Quando o "eu" é anulado pelo "nós"
Numa relação, existem sempre duas pessoas que, antes de formarem um casal, já existiam individualmente.
Cada uma com a sua personalidade, identidade, características, qualidades e defeitos, sonhos e aspirações, objectivos e metas.
A partir do momento em que nascemos, somos um "eu", que nos acompanhará por toda a vida.
Quando estamos numa relação, esse "eu" deve continuar a coexistir com o "tu" e com o "nós".
Porque "eu" sou assim, "tu" és assim, e "nós" somos a junção dos dois, o complemento um do outro, o equilíbrio entre as duas partes.
Se deixamos que o "eu" seja anulado pelo "nós", é como se deixássemos de existir enquanto pessoas individuais, e passássemos a existir unicamente enquanto casal.
E isso não é benéfico para ninguém. Nem para a pessoa que se anula, que vive exclusivamente em função do nós, que deposita aí toda a a sua energia e pensamento, esquecendo-se de si próprio, nem para a pessoa que continua a saber separar as águas, que se começa a sentir sufocada e esgotada, por do outro lado não perceberem que para além do "nós", há um "eu" que não quer, nem deve, ser apagado.
Se quem se anula começa a exigir o mesmo do outro, quem se mantém firme percebe que a pessoa que tem ao seu lado não lhe interessa, que não tem a sua própria individualidade, que não traz nada de seu.
Ao vermos o programa "Casados à Primeira Vista", eu e o meu marido vamos discutindo as personalidades dos concorrentes, nomeadamente, do Hugo.

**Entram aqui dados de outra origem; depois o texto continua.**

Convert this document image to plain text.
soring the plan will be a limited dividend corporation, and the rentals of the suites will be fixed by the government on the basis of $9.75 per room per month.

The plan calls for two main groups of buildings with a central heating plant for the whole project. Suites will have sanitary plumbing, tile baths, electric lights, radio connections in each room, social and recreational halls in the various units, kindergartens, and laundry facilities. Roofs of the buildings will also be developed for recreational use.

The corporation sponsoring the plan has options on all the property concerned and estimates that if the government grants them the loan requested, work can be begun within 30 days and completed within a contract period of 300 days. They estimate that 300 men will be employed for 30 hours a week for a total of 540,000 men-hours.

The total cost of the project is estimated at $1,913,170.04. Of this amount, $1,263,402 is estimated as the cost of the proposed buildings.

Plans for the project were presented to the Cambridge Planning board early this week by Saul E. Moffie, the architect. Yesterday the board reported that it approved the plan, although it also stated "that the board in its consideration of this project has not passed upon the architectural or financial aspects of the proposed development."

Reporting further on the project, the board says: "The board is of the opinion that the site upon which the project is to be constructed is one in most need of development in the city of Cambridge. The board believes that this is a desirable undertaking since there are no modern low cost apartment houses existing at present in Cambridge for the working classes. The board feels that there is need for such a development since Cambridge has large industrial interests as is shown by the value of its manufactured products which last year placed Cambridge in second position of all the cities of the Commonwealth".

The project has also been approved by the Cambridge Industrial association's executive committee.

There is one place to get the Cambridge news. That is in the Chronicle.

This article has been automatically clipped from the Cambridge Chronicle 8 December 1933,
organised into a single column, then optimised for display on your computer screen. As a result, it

O meu marido "defende" o Hugo, diz que ele tem um bom coração, que está iludido, e que a Ana não está a fazer jogo limpo, daí muitas das suas acções. Ah e tal, o Hugo ficava melhor com uma pessoa como a Daniela ou a Eliana.
E eu contraponho: do Hugo, qualquer mulher quer distância. Nenhuma mulher conseguiria ter uma relação com um homem assim.
O meu marido diz que se identifica com o Hugo, e que também já foi assim.
Eu contraponho: pois eras, não a este ponto tão doentio, mas mudaste, senão já não estaríamos juntos.
É provável que o seu comportamento esteja a ser condicionado pela pressão, pelo programa, pelo facto de a Ana não querer saber dele para nada. É provável que, com uma mulher que se mostrasse mais interessada, mais aberta, mais disponível, mais carente, as coisas funcionassem, no início. Mas, chegaria o momento em que até elas quereriam o seu espaço, o seu tempo. Quereriam manter o seu "eu", e um homem assim não o permitiria porque, para estas pessoas, a partir do momento em que há uma relação, o "eu" e o "tu" têm que ser sacrificados, em prol do "nós".
E, tal como há homens assim, também há mulheres que pensam desta forma.
Quando de uma parte começa a haver exigências, cobranças, conflitos porque se anularam totalmente, e não vêem o mesmo sacrifício do outro lado, está aberto caminho para o fracasso.
A culpa? Será daquele “eu” que não se anulou, ou daquele “eu” que decidiu apagar-se?